A colipase foi descrita em 1963 como urna proteína termoestável necessária para a ação da lipase pancreática. Este co-fator é secretado pelo pâncreas na forma de pró-colipase; esta é ativada na luz do delgado por clivagem pela tripsina de um pentapeptídeo do terminal NH2 da molécula. A colipase de vários animais, inclusive a humana, tem sido clonada e o seu gene localiza-se no cromossoma 6. O domínio que se liga à lipase consiste em duas regiões, os aminoácidos 6-9 e 53-59. As gotículas de TG encontram-se na luz intestinal recobertas pelos sais biliares, o que as tornam inacessíveis à lipase pancreática. A ação da colípase consiste em remover os sais biliares da interfase TG/água ligando-se a esta interface e ancorando a lipase pancreática. A colipase combina-se com a lipase na proporção molecular 1:1 . Ela tem, também, a capacidade de se ligar a sais biliares.
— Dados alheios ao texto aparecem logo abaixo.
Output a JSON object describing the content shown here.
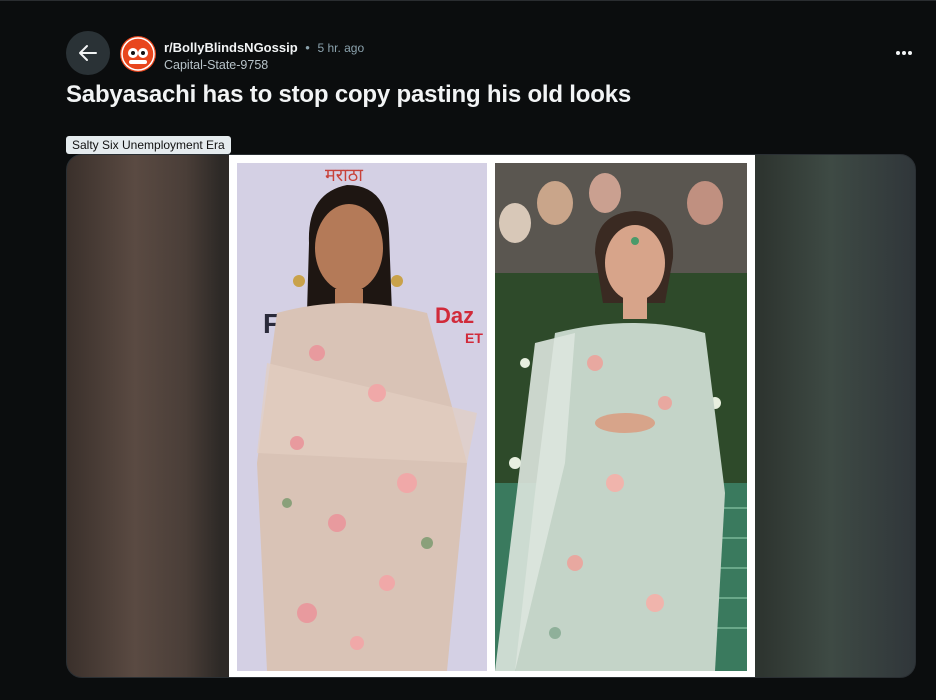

O pH ótimo de ação da lipase pancreática é entre 8 e 9, e a sua ligação com a colipase reduz estes valores de pH de ação da lipase para 6, mais próximo ao pH luminal (Aires, 1999).
COLESTEROLESTERASE OU COLESTEROL ÉSTER HIDROLASE. A maioria do colesterol da dieta está sob forma livre, apenas 10 a 15% estão sob forma esterificada, que deve ser hidrolisada liberando o colesterol, forma pela qual esta molécula é absorvida. Esta hidrólise é efetuada pela colesterolesterase, que cinde a ligação éster do colesterol originando colesterol livre e AGL. Apresenta uma ampla especificidade, podendo hidrolisar também ligações ésteres dos TG e fosfoglicerídeos. A atividade da enzima é bastante aumentada na presença de sais biliares, particularmente o cloreto de sódio (Aires, 1999). A colesterol éster hidrolase pancreática catalisa a liberação de um único ácido graxo, a partir do único grupamento hidroxila do esteróide (Moran Jr., 1994 – APINCO).
FOSFOLIPASE A2.
É secretada pelo pâncreas sob forma aniônica de pró-fosfolipase e é ativada na luz intestinal do delgado por clivagem da tripsinaseparando um heptapeptídeo a partir do terminal NH2. Alguma atividade de fostolipase A1 pode estar presente na secreção pancreático. Tem sido descrito, também, uma fosfolipase A1 intracelular. A fosfolipase A2 hidrolisa os ácidos graxos na posição 2 da fosfatidilcolina, fosfatidiletanolamina e cardiolipina, produzindo AGL e lisofosfatídeos, formas pelas quais os fosfolipídeos são absorvidos. Seu PM é de 14 kD, requer Ca++ e a presença de sais biliares para sua ativação. Há várias isoformas da enzima e, aparentemente, para a sua atividade máxima, é necessária uma relação molar de 2 sais biliares para 1 fosfolipídeo. É termoestável e seu pH ótimo de ação está entre 8 e 9 (Aires, 1999).
Os fosfolipídeos na luz intestinal distribuem-se entre as micelas e as gotas de TG. A fosfatidilcolina ou lecitina é o principal fosfolipídeo secretado pela bile, sendo este mais freqüentemente encontrado associado às micelas. Os processos de hidrólise dos lipídeos da dieta estão esquematizados na Figura abaixo (Aires, 1999).
Por hidrólise dos lipídios, são produzidos o glicerol, ácidos graxos, monoacilgliceróis, fosfogliceróis, esteróis, isoprenóides.